It is at this point that there appears to emerge a divergence from Mermer, where the note of wrestling with unbelief within oneself is replaced by that of rising above unbelief , leaving it behind with the help of the light of the Qur’an. This comes out particularly strongly in one of her citations from Nursi:

As I started to utter fearful objections about Divine determining ( qadar ) and the grievous circumstances of the outer face of life and its events, the light of the Qur’an, … and belief in Divine Unity came to my assistance. They lit up those darknesses, and transformed my laments into joy…

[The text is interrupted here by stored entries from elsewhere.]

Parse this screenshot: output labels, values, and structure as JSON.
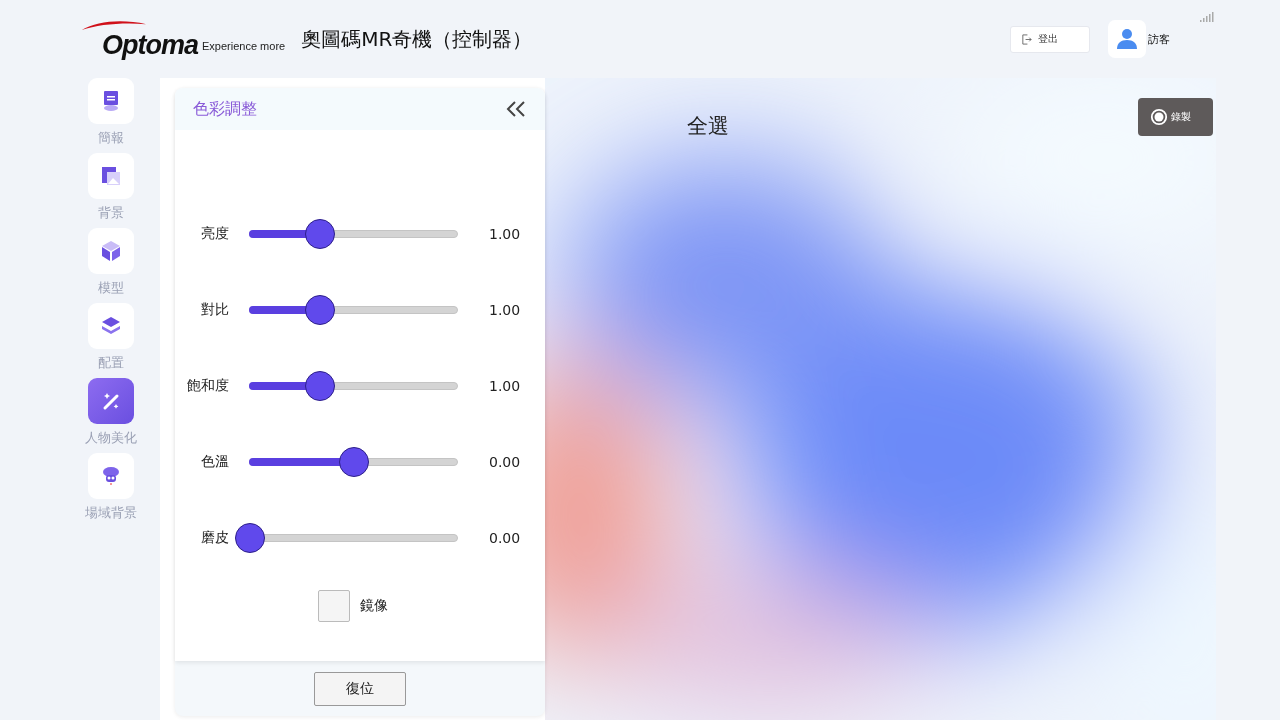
{
  "header": {
    "logo": "Optoma",
    "tagline": "Experience more",
    "title": "奧圖碼MR奇機（控制器）",
    "logout_button": "登出",
    "user": "訪客"
  },
  "sidebar": {
    "items": [
      {
        "label": "簡報",
        "selected": false
      },
      {
        "label": "背景",
        "selected": false
      },
      {
        "label": "模型",
        "selected": false
      },
      {
        "label": "配置",
        "selected": false
      },
      {
        "label": "人物美化",
        "selected": true
      },
      {
        "label": "場域背景",
        "selected": false
      }
    ]
  },
  "panel": {
    "title": "色彩調整",
    "sliders": [
      {
        "label": "亮度",
        "level": 0.34,
        "reading": "1.00"
      },
      {
        "label": "對比",
        "level": 0.34,
        "reading": "1.00"
      },
      {
        "label": "飽和度",
        "level": 0.34,
        "reading": "1.00"
      },
      {
        "label": "色溫",
        "level": 0.5,
        "reading": "0.00"
      },
      {
        "label": "磨皮",
        "level": 0,
        "reading": "0.00"
      }
    ],
    "mirror": {
      "label": "鏡像",
      "checked": false
    },
    "reset_button": "復位"
  },
  "preview": {
    "kind": "picture",
    "select_all": "全選",
    "record_button": "錄製"
  }
}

However, this distinction becomes murky when one returns to Adams’s account of the biblical Job. According to this, Job lives his whole life in a state of alienation. It is not just at moments of extreme suffering that God is alien to him: these moments serve rather to reveal his whole existence within history as one of alienness. Or at least Adams suggests this when he moves from Job’s relation with God to ours with each other, in which we encounter one another in an alien form – thereby treating Job’s situation as a norm. The inability to recognise God’s mercy, the threat of unbelief, and the plague of Satan’s whisperings are constant, inescapable factors of Job’s, and perhaps also our, situation.

This highlights the fact that, for Yazicioglu, the threat of unbelief is not a continual threat, and complaint correspondingly not always the appropriate mode of patience. In earlier correspondence she pointed out that Job is traditionally thought to have borne with his situation for a long time before mounting any complaint. Furthermore, she suggested that the real significance of his prayer of complaint against unbelief is its ready acceptance by God. This realigns her somewhat with Mermer in the implication that prayer overcomes unbelief.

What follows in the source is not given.